David Reuben’s son Jamie Reuben is set to take a place on the United board, according to reports. He currently sits on the board at Championship outfit QPR.

Then there is PCP Capital Partners, headed up by financier Amanda Staveley. Her wealth is unknown, but she is credited with brokering the Manchester City takeover and attempting to buy Liverpool. Herself and husband Mehrdad Ghodoussi are understood to be also taking a place in the St James's Park boardroom.

And finally, there is the Public Investment Fund of Saudi Arabia, who are the sovereign wealth fund of the kingdom. Ranking as one of the richest wealth funds on the planet, their worth is estimated to be around £260billion.

They run the most profitable company in the world, Saudi Aramco.

What is the HMRC case against Newcastle United? And what happened back in 2017?

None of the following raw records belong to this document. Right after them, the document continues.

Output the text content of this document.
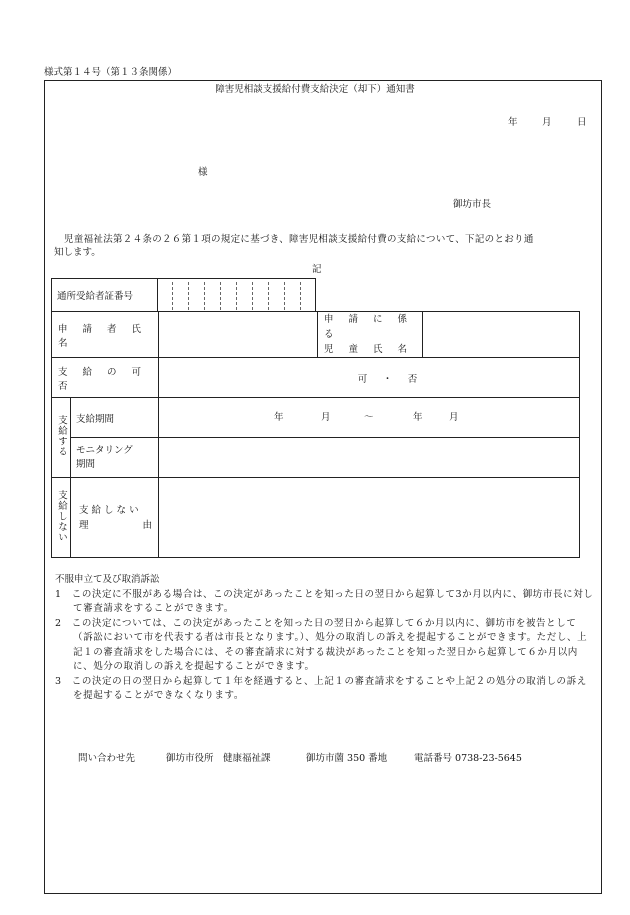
様式第１４号（第１３条関係）
障害児相談支援給付費支給決定（却下）通知書
年	月	日
様
御坊市長
児童福祉法第２４条の２６第１項の規定に基づき、障害児相談支援給付費の支給について、下記のとおり通
知します。
記
通所受給者証番号	
申 請 者 氏 名			申 請 に 係 る
児 童 氏 名	

支 給 の 可 否		可　・　否		
支給する	支給期間	年 月 ～ 年 月		

	モニタリング
期間			

支給しない	支 給 し な い
理 由			

不服申立て及び取消訴訟

1　この決定に不服がある場合は、この決定があったことを知った日の翌日から起算して3か月以内に、御坊市長に対して審査請求をすることができます。

2　この決定については、この決定があったことを知った日の翌日から起算して６か月以内に、御坊市を被告として（訴訟において市を代表する者は市長となります。）、処分の取消しの訴えを提起することができます。ただし、上記１の審査請求をした場合には、その審査請求に対する裁決があったことを知った翌日から起算して６か月以内に、処分の取消しの訴えを提起することができます。

3　この決定の日の翌日から起算して１年を経過すると、上記１の審査請求をすることや上記２の処分の取消しの訴えを提起することができなくなります。

問い合わせ先	御坊市役所　健康福祉課	御坊市薗 350 番地	電話番号 0738-23-5645
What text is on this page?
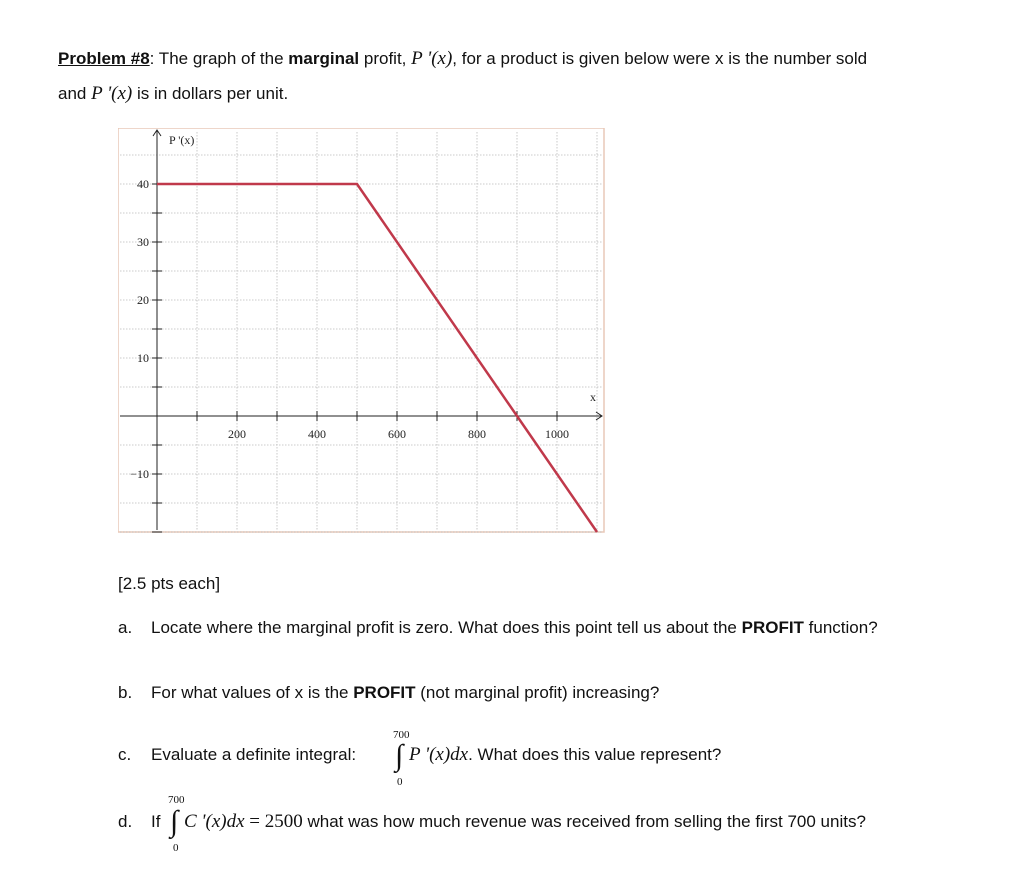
Problem #8: The graph of the marginal profit, P '(x), for a product is given below were x is the number sold
and P '(x) is in dollars per unit.
P '(x)
x
200	400	600	800	1000
40
30
20
10
−10
[2.5 pts each]
a. Locate where the marginal profit is zero. What does this point tell us about the PROFIT function?
b. For what values of x is the PROFIT (not marginal profit) increasing?
c. Evaluate a definite integral:
700
∫
0
P '(x)dx. What does this value represent?
d. If
700
∫
0
C '(x)dx = 2500 what was how much revenue was received from selling the first 700 units?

Managing director Lee Charnley’s Gosforth property was raided along with offices at St James’s Park and the club’s Benton training ground in relation to suspected tax and national insurance fraud.

Charnley was released without charge, while authorities in the UK and France made several arrests and collected potential evidence. West Ham United’s London Stadium was also raided.

At the time, and HMRC spokesperson said: “180 HMRC officers have been deployed across the UK and France. Investigators have searched a number of premises in the North East and South East of England and arrested the men and also seized business records, financial records, computers and mobile phones.

“The French authorities are assisting the UK investigation, have made arrests and several locations have been searched in France.”

What next for Newcastle in terms of takeover and HMRC investigation?

As an HMRC spokesman said at the time, fraud investigations of this size and nature “take a very long period of time” to be come to fruition, ie see prosecutions.

So, as things stand, it is business as usual on the HMRC investigation front.

As for the Saudi-financed takeover, Newcastle must continue to play the waiting game.

There are yet to be any red flags brought up in the owners and directors test done by the Premier League, but that is on-going.

Due to the coronavirus crisis, Ramadan, which starts this week, is set to see countries continue as usual, despite the usual slowing down of business. That is thought to be unlikely to impact on any potential announcement.